Issue (i): Whether rule 28-A(9)(i) and rule 28-A(10)(v) of the Haryana General Sales Tax Rules, 1975 were ultra vires Articles 14 and 19 of the Constitution of India and invalid on the ground of retrospectivity.
Analysis: Exemption from sales tax under section 13-B of the Haryana General Sales Tax Act, 1973 was a concession granted subject to conditions. The impugned rules provided for cancellation of the exemption or entitlement certificate if the industrial unit discontinued business for more than six months or closed down during the exemption period, and for recovery of the exempted tax on such cancellation. The condition was aimed at ensuring that the concession was not misused and that the unit continued functioning during the exemption period. The retrospective challenge also failed because the liability arose from the condition attached to the concession and the restriction was neither arbitrary nor unreasonable.

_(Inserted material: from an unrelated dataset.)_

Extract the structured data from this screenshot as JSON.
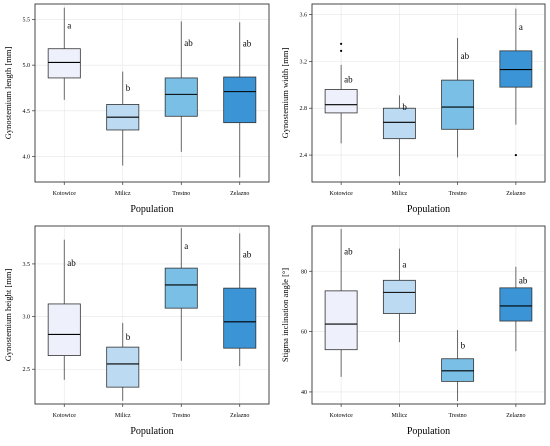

Conclusion: The rules were held to be valid and not ultra vires Articles 14 and 19 of the Constitution of India, and the challenge based on retrospectivity failed.
Issue (ii): Whether the condition requiring deposit of the disputed tax before the appeal was heard on merits should be dispensed with.
Analysis: A substantial portion of the demanded tax had already been recovered, including amounts realised by auction and a further deposit by draft, and the unit had suffered heavy losses. In these circumstances, insistence on deposit of the remaining amount as a pre-condition for hearing the appeal was considered unnecessary, and the appeal was directed to be heard on merits.
Conclusion: The pre-deposit condition was dispensed with and the appellate authority was directed to hear the appeal on merits.
Final Conclusion: The constitutional challenge to the cancellation and recovery provisions failed, but relief was granted against the insistence on further pre-deposit, enabling the statutory appeal to be decided on merits.
Ratio Decidendi: A tax exemption is a conditional concession, and provisions requiring cancellation and recovery upon breach of the exemption conditions are valid so long as they are reasonable and non-arbitrary; a pre-deposit requirement may be relaxed where the circumstances justify hearing the appeal on merits.